Samstag, 4. Februar 2012

Nachzahlung von Sozialversicherungsbeiträgen / CGZP

Zeitarbeitsunternehmen können grds. wegen Tarifunfähigkeit der CGZP zur Nachzahlung von Sozialversicherungsbeiträgen herangezogen werden.
Dies hat das Sozialgericht Dortmund in seiner Entscheidung vom 23.01.2012 (Az. S 25 R 2507/11 ER) bestätigt.
Eine Beitragsnachforderung ist immer dann rechtmäßig, wenn Zeitarbeitsunternehmen ihre Leiharbeiter bislang auf der Grundlage von CGZP-Tarifverträgen schlechter bezahlt haben als die Stammarbeitnehmer der entleihenden Unternehmen. Da die CGZP zu keinem Zeitpunkt tariffähig war, ist der sich aus § 10 Abs. 4 AÜG ergebende Equal-Pay-Anspruch der Leiharbeitnehmer nicht durch eine Verweisung auf die CGZP-Tarifverträge wirksam abbedungen worden. 
Die Höhe der Beitragsnachforderung darf grds. auch im Wege der Schätzung anhand der Höhe der Vergütungsdifferenz ermittelt werden.

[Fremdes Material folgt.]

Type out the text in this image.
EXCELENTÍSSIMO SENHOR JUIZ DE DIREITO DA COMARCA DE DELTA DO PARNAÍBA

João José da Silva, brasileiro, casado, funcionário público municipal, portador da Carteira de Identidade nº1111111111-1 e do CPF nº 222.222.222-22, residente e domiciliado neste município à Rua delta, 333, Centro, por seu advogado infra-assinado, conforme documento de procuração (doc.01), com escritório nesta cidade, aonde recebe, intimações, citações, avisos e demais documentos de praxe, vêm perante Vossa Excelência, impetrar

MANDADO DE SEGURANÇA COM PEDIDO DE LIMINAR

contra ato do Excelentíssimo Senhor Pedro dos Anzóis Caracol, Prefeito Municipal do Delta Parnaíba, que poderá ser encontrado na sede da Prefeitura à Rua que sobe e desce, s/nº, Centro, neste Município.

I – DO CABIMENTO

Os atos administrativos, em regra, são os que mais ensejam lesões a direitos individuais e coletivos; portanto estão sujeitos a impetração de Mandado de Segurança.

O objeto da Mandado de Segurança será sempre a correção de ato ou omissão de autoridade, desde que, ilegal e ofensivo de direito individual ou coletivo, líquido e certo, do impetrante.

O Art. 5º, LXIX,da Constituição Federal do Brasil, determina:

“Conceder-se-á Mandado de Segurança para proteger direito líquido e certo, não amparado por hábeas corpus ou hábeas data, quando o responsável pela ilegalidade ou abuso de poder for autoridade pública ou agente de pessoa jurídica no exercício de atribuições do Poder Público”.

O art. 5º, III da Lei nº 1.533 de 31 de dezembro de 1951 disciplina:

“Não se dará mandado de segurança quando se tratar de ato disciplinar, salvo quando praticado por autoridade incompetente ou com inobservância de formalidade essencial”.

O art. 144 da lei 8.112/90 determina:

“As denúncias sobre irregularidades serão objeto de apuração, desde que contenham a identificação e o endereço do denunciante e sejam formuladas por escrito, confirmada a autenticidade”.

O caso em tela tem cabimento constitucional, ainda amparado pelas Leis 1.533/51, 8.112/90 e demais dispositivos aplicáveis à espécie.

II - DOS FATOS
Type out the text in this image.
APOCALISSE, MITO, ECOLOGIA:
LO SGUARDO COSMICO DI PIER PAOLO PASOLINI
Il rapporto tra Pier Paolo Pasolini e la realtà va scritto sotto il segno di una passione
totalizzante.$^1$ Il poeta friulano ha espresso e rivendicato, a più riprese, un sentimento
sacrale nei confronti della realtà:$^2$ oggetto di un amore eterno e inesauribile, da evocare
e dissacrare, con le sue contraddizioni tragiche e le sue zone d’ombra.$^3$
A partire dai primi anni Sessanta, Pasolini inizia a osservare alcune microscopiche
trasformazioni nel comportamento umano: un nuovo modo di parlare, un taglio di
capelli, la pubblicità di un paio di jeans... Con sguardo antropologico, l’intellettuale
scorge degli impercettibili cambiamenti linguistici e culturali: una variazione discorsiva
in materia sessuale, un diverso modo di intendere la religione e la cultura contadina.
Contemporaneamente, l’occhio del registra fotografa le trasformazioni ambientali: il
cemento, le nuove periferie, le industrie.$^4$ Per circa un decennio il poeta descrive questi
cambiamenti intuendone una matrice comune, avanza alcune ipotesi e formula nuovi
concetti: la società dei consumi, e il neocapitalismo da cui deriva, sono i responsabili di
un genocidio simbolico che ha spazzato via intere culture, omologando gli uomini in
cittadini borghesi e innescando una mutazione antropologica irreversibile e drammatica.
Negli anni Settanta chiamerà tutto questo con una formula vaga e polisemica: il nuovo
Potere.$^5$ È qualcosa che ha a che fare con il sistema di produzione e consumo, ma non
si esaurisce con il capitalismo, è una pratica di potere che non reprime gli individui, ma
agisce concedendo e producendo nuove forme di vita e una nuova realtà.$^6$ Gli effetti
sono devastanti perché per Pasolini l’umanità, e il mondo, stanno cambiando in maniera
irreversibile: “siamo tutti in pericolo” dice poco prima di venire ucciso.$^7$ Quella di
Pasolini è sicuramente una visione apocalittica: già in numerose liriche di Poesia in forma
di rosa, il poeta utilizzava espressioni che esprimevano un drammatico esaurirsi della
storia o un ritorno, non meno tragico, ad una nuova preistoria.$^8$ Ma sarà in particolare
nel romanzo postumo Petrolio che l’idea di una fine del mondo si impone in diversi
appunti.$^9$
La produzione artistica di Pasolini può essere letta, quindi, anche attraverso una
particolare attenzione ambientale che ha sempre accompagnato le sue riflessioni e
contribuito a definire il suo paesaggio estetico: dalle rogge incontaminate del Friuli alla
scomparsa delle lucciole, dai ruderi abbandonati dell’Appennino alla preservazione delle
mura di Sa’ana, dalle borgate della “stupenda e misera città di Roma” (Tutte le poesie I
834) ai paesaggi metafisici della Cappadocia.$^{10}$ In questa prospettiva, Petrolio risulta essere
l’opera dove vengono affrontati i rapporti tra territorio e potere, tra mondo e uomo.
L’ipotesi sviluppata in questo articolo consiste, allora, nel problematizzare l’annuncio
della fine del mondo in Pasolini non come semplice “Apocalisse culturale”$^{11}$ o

Allerdings hat das Sozialgericht Dortmund im zugrunde liegenden Fall, der im Wege des einstweiligen Rechtsschutzes entschieden wurde, beanstandet, dass die Deutsche Rentenversicherung Bund es versäumt hat, zunächst den vorausgegangenen bestandskräftigen Bescheid gem. §§ 14 ff. SGB X aufzugeben. Dieser hatte die Lohndifferenz zum üblichen Lohn im Entleiherbetrieb nicht berücksichtigt, so dass es sich aus der Sicht der Antragstellerin um einen begünstigenden Verwaltungsakt handelte, der nach § 45 Abs. 1 SGB X grds. nicht zurückgenommen werden kann, wenn der Begünstigte auf dessen Bestand vertraut hat und dieses Vertrauen schutzwürdig ist. Insofern hat das Sozialgericht im vorliegenden Fall die aufschiebende Wirkung des Widerspruchs der Antragstellerin angeordnet.